Don't ask those people anything.

Someone above said it. $15 at you regional tax office for rejection letter take that to an insurance agent that sells surety bonds $100. Take surety bond, and rejection letter, to tax office. Pay taxes. Boom. Bonded title will be in the mail. I've done it 3 times.

Now.... theu USED to make you pay taxes on the SPV (standard presumptive value) of the vehicle.... not anymore. Now they make you pay taxes on it as if it were a $4000 vehicle. Period.
 
Every "no title" thread turns out the same. Some folks saying it couldn't be easier, while others say it's a nightmare they'd never do again. The latter are deterrent enough for me to shy away from the whole ordeal.
 
Every "no title" thread turns out the same. Some folks saying it couldn't be easier, while others say it's a nightmare they'd never do again. The latter are deterrent enough for me to shy away from the whole ordeal.

Probably a wise decision for you.
 
Every "no title" thread turns out the same. Some folks saying it couldn't be easier, while others say it's a nightmare they'd never do again. The latter are deterrent enough for me to shy away from the whole ordeal.

Not a bad idea. My experience wasn't a horror story, but it was a giant pain in the butt, and the process added roughly $125 to the cost of the bike, plus a lot of man-hours to the registration process. To me, the reasons to go no-title again would be:
1) The mother of all bargains, or
2) A collectible that otherwise probably couldn't be had.
But I wouldn't roll the dice and put myself through the headaches just for a typical bike at a slightly better than typical price. There are too many other good bikes out there at very fair prices.
 
Perhaps the ultimate lesson is that it's all about money, i.e. the bureaucrats would like to extend the life of their inevitably-doomed pensions for a few more seconds. Pay the fee, get your papers. It's just a question of how much headache one is willing to endure. Frankly, I think tshelfer hit the nail squarely on the head.
 
I will pay way more $$$ for a bike / dirt / street / atv with a clean title. I have spent way too many hour chasing titles. Bonded etc. what a pain.
 
It was a fine process for me. I wasn't in a hurry. Only time I'd seek it a problem is if the bike was stolen or money's owed on it.

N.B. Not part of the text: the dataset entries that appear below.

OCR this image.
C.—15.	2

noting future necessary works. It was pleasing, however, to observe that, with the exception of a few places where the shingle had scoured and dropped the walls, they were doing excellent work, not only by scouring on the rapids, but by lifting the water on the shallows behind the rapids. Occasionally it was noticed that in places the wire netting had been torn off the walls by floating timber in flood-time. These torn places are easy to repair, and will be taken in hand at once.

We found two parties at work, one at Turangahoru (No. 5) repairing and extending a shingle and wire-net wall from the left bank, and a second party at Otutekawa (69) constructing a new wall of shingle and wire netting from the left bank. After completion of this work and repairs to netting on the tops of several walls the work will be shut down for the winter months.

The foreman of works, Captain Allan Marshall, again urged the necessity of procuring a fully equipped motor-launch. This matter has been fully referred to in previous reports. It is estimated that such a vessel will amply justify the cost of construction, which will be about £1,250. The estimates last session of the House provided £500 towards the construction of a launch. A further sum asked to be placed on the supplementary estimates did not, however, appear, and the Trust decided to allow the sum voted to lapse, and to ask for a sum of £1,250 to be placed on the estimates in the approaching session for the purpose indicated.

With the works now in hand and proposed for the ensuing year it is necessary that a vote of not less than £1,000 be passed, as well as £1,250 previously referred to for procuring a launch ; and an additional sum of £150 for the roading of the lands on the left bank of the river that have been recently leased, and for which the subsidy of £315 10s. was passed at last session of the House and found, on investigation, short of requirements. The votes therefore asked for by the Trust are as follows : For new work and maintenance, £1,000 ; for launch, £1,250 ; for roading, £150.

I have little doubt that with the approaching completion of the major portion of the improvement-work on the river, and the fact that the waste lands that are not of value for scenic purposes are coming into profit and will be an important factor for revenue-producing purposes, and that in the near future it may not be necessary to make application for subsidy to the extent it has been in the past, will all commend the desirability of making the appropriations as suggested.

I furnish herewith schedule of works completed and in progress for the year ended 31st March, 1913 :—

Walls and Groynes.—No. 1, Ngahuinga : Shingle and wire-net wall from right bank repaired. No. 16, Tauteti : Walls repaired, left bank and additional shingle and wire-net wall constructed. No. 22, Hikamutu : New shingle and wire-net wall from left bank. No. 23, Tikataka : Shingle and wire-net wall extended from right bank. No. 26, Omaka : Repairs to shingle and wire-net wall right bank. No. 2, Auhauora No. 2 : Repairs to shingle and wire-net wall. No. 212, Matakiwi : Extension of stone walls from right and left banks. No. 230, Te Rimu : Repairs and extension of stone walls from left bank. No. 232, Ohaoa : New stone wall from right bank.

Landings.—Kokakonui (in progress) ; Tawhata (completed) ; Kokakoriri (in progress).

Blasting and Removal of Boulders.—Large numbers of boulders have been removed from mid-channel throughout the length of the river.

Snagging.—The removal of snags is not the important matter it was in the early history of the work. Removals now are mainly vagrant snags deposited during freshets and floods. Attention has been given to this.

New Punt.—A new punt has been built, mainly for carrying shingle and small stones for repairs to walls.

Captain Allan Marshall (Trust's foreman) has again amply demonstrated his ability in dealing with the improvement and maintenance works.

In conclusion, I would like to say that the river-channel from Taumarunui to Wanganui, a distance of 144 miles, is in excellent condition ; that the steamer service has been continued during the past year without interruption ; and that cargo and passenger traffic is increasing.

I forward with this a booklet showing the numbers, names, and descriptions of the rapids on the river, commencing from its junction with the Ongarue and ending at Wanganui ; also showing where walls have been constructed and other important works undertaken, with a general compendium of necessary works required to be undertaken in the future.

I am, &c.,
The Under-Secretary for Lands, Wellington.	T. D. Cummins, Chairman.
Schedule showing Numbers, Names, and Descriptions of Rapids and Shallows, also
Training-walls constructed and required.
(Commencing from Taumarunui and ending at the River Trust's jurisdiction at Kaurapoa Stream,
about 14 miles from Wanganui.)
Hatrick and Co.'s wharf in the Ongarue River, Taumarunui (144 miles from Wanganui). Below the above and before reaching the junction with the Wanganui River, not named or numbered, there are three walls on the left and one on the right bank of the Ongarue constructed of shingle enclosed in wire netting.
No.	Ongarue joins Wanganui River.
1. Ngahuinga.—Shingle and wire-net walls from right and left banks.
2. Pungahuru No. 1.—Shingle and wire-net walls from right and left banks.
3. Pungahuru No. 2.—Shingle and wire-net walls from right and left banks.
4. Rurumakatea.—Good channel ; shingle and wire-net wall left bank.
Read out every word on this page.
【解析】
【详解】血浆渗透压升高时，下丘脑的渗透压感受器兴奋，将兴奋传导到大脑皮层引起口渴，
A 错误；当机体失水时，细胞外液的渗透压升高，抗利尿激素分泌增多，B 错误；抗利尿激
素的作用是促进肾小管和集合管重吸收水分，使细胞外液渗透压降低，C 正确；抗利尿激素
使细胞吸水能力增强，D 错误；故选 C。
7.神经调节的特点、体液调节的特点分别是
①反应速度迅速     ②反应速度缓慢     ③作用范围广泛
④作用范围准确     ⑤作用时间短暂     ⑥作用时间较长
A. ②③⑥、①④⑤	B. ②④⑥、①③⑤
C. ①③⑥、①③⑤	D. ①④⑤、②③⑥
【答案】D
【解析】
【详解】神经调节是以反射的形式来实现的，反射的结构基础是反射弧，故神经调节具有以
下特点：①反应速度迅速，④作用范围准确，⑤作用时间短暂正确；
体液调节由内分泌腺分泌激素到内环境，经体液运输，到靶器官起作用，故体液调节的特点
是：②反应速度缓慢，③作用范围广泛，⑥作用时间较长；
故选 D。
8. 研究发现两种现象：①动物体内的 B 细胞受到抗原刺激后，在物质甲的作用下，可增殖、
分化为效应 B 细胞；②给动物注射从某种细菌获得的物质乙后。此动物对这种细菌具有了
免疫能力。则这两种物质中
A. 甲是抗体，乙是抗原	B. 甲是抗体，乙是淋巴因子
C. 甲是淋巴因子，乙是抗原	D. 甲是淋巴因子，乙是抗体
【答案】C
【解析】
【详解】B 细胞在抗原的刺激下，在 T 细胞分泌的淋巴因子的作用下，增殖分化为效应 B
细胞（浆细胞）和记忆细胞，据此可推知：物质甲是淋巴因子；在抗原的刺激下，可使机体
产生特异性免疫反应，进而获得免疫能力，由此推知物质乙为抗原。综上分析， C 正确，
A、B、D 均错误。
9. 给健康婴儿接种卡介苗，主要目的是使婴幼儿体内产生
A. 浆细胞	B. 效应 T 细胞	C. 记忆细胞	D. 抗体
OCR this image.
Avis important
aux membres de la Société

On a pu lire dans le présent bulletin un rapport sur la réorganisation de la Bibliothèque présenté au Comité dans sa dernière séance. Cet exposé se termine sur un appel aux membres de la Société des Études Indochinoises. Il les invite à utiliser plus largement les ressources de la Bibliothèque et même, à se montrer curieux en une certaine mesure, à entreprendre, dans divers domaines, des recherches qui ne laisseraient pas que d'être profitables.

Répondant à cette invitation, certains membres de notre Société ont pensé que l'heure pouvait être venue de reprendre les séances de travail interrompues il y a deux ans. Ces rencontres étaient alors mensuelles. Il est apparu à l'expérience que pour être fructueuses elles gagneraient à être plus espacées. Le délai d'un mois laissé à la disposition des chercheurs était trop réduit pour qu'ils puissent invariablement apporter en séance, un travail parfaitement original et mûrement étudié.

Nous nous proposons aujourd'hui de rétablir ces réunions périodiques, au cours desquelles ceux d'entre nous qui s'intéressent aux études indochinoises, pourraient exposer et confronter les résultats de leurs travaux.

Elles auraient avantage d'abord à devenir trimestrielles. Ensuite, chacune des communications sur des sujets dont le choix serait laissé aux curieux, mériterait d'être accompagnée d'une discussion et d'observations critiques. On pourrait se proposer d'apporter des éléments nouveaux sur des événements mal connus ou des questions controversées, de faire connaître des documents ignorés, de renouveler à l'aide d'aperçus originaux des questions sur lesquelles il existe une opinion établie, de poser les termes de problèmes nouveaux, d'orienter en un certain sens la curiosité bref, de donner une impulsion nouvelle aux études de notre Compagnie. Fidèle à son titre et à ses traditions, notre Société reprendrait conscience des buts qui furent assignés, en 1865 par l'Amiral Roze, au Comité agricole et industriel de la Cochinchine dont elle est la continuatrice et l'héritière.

I got my 71 Honda CL70 I'm going to restore and gonna have ever to do this again. Gotta sell this bike first though.
 
I was given an orange 1971 CT70HK0 (the model with a 4-speed trans and a real clutch, and the early faster engine with bigger carb) in pretty good condition (no dents or scratches but dried out seat rubber, tires, fuel lines, etc.) Runs fine after rebuilding the carb, air filter, points, and plug.

In Tennessee $125 for bond, plus normal registration, license, city, county, and other fees. All together, just under $200. BUT: if someone pops up with the original title, or requests a duplicate title ($15), before three years pass, the bike is theirs, even though the numbers show clean now. After three years, the bike can't be claimed. Stupid rule, but the bond repays my investment.

Anywho, it has the later model hydraulic forks and shocks, round speedometer, and tapered roller bearings in the steering head. I've already ordered tires, tubes, rim strips, gasohol resistant O-rings and seals, new sprockets, an o-ring chain, etc., since someone has already wasted collector price with the suspension upgrades. I'm not cutting anything so the bike could be restored if someone wanted to scrounge the parts.